The King's Singers Overcome Obsticles of Byrd and Tallis
Serena | Deer Park, Wa USA | 06/10/2000
(5 out of 5 stars)

"William Byrd. Thomas Tallis. Both were common copmosers in the Renaissance era that were sure to offer up a challenge to anyone who dared. The King's Singers were up there to challenge the music of Byrd and Tallis. What an interesting choice of composers too. Byrd was known to be the most respected composer of his time in England (1543-1623), which may also be the reason he got away with composing music for both the banned Catholic church and the new Angelican church. I honetly do not know much about Tallis, but I think that "Te Lucias ante Termnium I" shows well defined and blended harmonies while focusing on an excellent bass line. "Haec Dies" sounded like two different SATB choirs copying each other while actually the music is only SSATTB; they made a masterpiece out of a song that only consists of: 'Haec dies, quam fecit Dominus, Exultemus, et laetemur, inea, Alleluia'. The melodies were bouncy and fizzed with intense pop and curiosity to what was coming up, how the style format was going to suprise you next. "Beata Viscera Maria Virgins" demonstrated brilliant sections as well as dramatic dynamics. "Ave Verum Corpus" drifted me into a daze with beautiful melody lines to relax to. "Viqilate" created a sea of harmonies using the basic lyric line while brilliantly intensifying with each word.

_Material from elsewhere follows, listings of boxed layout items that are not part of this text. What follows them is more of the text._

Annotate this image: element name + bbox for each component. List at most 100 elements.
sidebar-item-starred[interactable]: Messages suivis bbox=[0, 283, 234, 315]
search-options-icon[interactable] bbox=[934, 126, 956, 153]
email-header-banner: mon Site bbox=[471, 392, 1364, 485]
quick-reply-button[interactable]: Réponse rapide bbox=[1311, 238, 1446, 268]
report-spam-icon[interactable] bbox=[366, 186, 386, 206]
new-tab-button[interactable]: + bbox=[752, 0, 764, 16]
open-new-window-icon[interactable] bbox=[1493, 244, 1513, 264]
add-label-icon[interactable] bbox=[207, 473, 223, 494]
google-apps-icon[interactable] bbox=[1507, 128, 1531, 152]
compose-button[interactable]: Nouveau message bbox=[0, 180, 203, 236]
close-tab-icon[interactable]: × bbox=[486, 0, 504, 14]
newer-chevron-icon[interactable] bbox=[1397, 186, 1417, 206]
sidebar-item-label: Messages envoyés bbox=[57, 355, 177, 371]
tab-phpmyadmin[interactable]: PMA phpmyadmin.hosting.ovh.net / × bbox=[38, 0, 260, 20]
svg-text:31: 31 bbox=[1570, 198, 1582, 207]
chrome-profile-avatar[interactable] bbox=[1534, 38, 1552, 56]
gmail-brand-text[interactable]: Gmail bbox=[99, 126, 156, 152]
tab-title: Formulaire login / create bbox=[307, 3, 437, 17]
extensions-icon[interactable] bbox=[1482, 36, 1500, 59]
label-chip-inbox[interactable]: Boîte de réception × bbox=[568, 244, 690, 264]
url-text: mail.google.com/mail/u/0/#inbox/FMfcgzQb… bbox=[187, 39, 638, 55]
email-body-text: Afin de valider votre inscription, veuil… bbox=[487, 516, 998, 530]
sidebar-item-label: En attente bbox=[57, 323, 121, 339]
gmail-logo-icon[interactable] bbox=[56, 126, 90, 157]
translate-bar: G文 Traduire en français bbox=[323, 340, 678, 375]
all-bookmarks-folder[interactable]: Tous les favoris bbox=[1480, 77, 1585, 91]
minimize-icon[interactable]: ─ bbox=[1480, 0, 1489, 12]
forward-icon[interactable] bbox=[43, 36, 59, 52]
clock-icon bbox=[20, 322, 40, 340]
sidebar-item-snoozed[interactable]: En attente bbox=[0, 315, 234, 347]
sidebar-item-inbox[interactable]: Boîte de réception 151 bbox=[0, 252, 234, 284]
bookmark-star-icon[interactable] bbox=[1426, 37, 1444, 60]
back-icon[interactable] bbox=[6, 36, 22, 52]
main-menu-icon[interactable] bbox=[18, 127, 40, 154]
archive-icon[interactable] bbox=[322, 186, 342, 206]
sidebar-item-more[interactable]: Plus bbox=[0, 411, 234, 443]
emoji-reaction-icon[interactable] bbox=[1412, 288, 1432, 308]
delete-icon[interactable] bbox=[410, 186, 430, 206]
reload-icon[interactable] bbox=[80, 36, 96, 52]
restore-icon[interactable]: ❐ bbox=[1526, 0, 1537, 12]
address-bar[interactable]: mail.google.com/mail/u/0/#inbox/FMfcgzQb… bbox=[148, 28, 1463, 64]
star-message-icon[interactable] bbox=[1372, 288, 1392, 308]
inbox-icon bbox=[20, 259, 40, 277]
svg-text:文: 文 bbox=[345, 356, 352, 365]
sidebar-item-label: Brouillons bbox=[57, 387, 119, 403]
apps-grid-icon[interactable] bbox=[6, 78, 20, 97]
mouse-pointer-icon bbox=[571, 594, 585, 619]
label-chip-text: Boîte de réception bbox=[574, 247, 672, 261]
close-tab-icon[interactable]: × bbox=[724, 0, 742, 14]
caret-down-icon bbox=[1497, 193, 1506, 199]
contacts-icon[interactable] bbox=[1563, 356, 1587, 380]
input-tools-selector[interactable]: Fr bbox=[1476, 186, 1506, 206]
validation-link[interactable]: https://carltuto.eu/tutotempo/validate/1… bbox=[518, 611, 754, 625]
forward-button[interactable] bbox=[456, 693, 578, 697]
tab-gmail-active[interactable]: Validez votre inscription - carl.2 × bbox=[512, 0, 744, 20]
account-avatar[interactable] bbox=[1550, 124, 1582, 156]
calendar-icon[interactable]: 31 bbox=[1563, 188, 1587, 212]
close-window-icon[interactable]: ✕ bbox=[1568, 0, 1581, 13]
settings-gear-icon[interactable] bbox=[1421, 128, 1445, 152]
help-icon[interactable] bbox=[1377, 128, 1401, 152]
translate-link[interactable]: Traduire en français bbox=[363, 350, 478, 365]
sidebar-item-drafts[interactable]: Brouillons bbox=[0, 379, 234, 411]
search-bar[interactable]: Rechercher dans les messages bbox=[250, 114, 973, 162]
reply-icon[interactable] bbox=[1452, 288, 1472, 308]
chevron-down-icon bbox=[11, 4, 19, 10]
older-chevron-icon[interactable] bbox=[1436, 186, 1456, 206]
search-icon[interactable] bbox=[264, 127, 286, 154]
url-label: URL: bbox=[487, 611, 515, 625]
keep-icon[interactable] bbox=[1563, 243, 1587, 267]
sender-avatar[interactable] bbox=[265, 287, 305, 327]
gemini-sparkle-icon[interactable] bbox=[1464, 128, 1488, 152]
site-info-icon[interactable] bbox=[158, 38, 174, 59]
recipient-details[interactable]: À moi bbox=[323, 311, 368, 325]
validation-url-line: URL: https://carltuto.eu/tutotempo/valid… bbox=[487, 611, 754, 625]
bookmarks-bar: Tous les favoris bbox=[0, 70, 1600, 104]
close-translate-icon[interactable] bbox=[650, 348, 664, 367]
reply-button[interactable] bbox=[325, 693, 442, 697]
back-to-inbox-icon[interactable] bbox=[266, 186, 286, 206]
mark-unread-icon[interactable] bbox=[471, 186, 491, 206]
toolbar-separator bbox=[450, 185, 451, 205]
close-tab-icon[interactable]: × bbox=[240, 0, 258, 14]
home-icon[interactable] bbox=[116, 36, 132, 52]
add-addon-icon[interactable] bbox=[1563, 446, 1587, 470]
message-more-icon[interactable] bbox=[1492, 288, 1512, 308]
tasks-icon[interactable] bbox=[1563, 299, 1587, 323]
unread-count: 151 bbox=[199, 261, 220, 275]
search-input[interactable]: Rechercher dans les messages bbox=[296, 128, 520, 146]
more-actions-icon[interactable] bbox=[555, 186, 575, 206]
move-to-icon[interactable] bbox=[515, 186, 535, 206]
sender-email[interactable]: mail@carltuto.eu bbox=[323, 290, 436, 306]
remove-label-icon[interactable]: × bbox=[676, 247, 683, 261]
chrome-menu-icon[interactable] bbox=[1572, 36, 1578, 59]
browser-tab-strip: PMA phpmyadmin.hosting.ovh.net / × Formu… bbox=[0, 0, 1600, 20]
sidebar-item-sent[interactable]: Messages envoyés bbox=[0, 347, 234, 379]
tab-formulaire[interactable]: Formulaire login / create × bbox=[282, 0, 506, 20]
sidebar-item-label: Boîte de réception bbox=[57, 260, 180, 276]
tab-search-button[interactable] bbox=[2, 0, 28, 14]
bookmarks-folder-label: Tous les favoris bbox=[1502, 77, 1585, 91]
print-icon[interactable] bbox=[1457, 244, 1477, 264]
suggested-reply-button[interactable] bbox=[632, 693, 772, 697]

The King's Singers have once again proved they are serious singers by tackling a new challenge: music that invloes dramatic dynamics and does not always have smooth transitions. Not only did they manage to pull it off, they also perfected the music and performed it with such eloquency it almost sounds easy. Almost. I have personally performed some music composed by William Byrd, and it is not easy. That is all part of brilliance. '-English Renaissance' has definitly proved that the King's Singers can overcome obsticles with grace and purify the rest, such as "You Are the New Day", with their beautiful sound. This is one album that is worth the trouble to understand."
Beautiful and Flawless
Gracejoy | New York, NY United States | 12/08/2000
(5 out of 5 stars)

"The King's Singers are one of the best small vocal ensembles in the world today. With beautiful, strong, clear voices, they sing new life into some of the loveliest melodies of the two wonderful English composers. Their voices seem perfectly suited to this music, and indeed their performance itself is essentially perfect--I cannot find a single significant fault with anything on this recording. The quality of singing is absolutely first-rate. In particular, the sound of the male contralto is wonderfully pure. If you like Byrd and Tallis, then you are in for a wonderful treat with a purchase of this CD. If you are not very familiar with the composers, or the Singers, then I am sure this CD will make you quite a fan of both! This is very, very lovely music."
Absolutely Outstanding!!!
Russell J. Franks | Norman, OK United States | 02/11/2005
(5 out of 5 stars)

"I own several other King's Singer CDs, but this one is definitely my favorite. Every track is a gem! It is amazing that only six vocalists are able to produce such beautiful harmonies. My favorite tracks are:
-"Te Lucis Ante Terminum (I)" This begins with Gregorian chant done in the way that God intended for it to be sung. When I am listening to this, I imagine it being performed in an English cathedral, and I imagine the entire building resonating with the music. After the opening unison Gregorian chant, the music changes into a polyphonic and harmonic style that is a very interesting textural contrast. Wonderful!
-"The Lamentations of the Prophet Jeremiah" This is a wonderful example of the highest form of English polyphony. I have a CD that has the Choir of King's College performing the "Lamentations", however, the King's Singers' version on this CD is much clearer and richer.

If you like this type of music, then this album is for you. Even if you are not sure if you like this kind of music, I would still recommend purchasing this recording. You won't regret it."